Results: During fast: Amylin decreased in HH cases versus controls where it increased by the end of the test. Insulin remains detectable despite hypoglycaemia, whereas glucagon response is blunted in HH case. The concentrations of PP in HH children do not show a specific pattern in the face of hypoglycaemia. GLP-1 and GIP concentrations are higher in controls than in HH cases, but in all groups, these decrease by the end of the fast. Stimulation tests: In HH cases, MM test triggers a more potent response than OGTT for: glucose, insulin, amylin, PP, GLP-1 and GIP and it does not suppress glucagon. Conversely, in control subjects, it is the OGTT that triggers a more powerful response for all these hormones. Amylin’s concentrations during stimulation tests are higher in HH cases than in controls. The pattern of PP during OGTT and MM is similar in HH patients to controls. GLP-1 and GIP are similarly released in HH as in controls after OGTT; but released in excess in HH cases following a MM.

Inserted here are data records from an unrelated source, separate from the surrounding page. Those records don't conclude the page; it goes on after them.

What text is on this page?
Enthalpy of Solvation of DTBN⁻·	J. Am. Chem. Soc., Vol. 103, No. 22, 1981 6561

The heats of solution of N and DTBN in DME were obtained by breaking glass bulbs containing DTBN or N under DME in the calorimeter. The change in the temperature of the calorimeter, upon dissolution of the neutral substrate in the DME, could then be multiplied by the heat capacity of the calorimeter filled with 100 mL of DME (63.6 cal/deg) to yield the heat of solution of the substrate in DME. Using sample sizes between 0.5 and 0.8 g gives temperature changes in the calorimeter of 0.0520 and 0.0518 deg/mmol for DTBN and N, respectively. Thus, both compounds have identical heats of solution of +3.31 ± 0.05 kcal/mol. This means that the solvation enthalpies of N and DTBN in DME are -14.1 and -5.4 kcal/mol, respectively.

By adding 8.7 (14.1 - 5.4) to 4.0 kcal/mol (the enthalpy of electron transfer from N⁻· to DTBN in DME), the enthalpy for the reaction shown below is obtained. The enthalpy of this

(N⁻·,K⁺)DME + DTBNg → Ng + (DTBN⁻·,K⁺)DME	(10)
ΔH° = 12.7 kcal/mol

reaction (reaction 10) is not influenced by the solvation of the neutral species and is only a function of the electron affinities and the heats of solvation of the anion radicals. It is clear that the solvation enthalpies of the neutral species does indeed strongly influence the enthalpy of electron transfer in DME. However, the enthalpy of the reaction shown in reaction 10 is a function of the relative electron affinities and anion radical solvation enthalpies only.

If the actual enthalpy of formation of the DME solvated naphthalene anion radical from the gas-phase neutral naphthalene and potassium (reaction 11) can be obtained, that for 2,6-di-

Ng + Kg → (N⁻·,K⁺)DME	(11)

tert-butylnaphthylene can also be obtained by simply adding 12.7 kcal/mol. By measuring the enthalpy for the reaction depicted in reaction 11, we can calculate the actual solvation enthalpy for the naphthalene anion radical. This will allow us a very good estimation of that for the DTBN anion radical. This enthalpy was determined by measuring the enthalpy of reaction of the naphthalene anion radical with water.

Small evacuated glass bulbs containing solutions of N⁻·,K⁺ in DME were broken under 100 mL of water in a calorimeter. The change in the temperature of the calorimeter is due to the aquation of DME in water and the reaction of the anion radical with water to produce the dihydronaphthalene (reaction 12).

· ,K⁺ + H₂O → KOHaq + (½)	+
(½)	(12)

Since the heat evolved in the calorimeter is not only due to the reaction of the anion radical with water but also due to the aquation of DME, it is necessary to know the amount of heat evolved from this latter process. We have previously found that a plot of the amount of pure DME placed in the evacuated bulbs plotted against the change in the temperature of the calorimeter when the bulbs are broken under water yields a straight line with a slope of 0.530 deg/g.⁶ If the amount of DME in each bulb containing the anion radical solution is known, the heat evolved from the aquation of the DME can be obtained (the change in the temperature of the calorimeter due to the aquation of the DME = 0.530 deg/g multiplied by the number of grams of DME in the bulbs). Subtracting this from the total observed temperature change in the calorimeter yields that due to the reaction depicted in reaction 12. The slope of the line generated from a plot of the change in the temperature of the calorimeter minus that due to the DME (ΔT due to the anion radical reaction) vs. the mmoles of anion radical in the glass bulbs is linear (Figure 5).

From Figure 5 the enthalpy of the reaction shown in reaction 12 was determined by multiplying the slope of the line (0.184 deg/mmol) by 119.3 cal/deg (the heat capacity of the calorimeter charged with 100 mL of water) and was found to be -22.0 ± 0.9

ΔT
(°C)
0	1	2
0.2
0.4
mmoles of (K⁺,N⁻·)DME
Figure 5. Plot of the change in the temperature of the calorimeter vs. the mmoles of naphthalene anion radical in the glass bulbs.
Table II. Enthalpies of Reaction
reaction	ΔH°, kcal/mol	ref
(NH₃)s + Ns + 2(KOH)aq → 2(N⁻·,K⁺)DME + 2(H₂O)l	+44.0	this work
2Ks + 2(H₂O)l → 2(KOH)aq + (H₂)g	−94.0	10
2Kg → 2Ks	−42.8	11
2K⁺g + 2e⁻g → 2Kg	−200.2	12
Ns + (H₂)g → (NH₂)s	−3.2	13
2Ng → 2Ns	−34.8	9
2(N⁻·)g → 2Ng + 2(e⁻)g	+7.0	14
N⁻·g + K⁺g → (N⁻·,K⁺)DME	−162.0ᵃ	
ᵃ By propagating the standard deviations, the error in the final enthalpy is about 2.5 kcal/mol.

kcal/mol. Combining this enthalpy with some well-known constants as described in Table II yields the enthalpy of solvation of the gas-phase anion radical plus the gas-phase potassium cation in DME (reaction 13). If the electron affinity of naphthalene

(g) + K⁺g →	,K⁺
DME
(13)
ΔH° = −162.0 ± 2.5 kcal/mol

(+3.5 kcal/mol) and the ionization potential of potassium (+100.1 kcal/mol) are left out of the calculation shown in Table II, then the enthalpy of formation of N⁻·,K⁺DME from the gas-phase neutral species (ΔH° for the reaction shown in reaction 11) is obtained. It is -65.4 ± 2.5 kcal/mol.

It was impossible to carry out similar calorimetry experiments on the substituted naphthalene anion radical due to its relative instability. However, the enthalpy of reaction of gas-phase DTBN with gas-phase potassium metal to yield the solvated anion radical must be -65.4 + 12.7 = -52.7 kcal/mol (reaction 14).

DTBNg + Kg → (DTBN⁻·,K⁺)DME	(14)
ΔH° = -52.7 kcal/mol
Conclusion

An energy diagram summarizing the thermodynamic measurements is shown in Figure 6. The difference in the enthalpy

Conclusions: In HH cases, amylin may have a protective role to avoid exacerbation of hypoglycaemia and may do so by stimulating food intake. There seems to be little, if any, role of PP in glucose regulation. OGTT/MM results may guide the clinician to decide which test is more suitable for each indication and the role of feed modification to manage HH cases. Blocking the release or action of incretins could potentially benefit HH patients.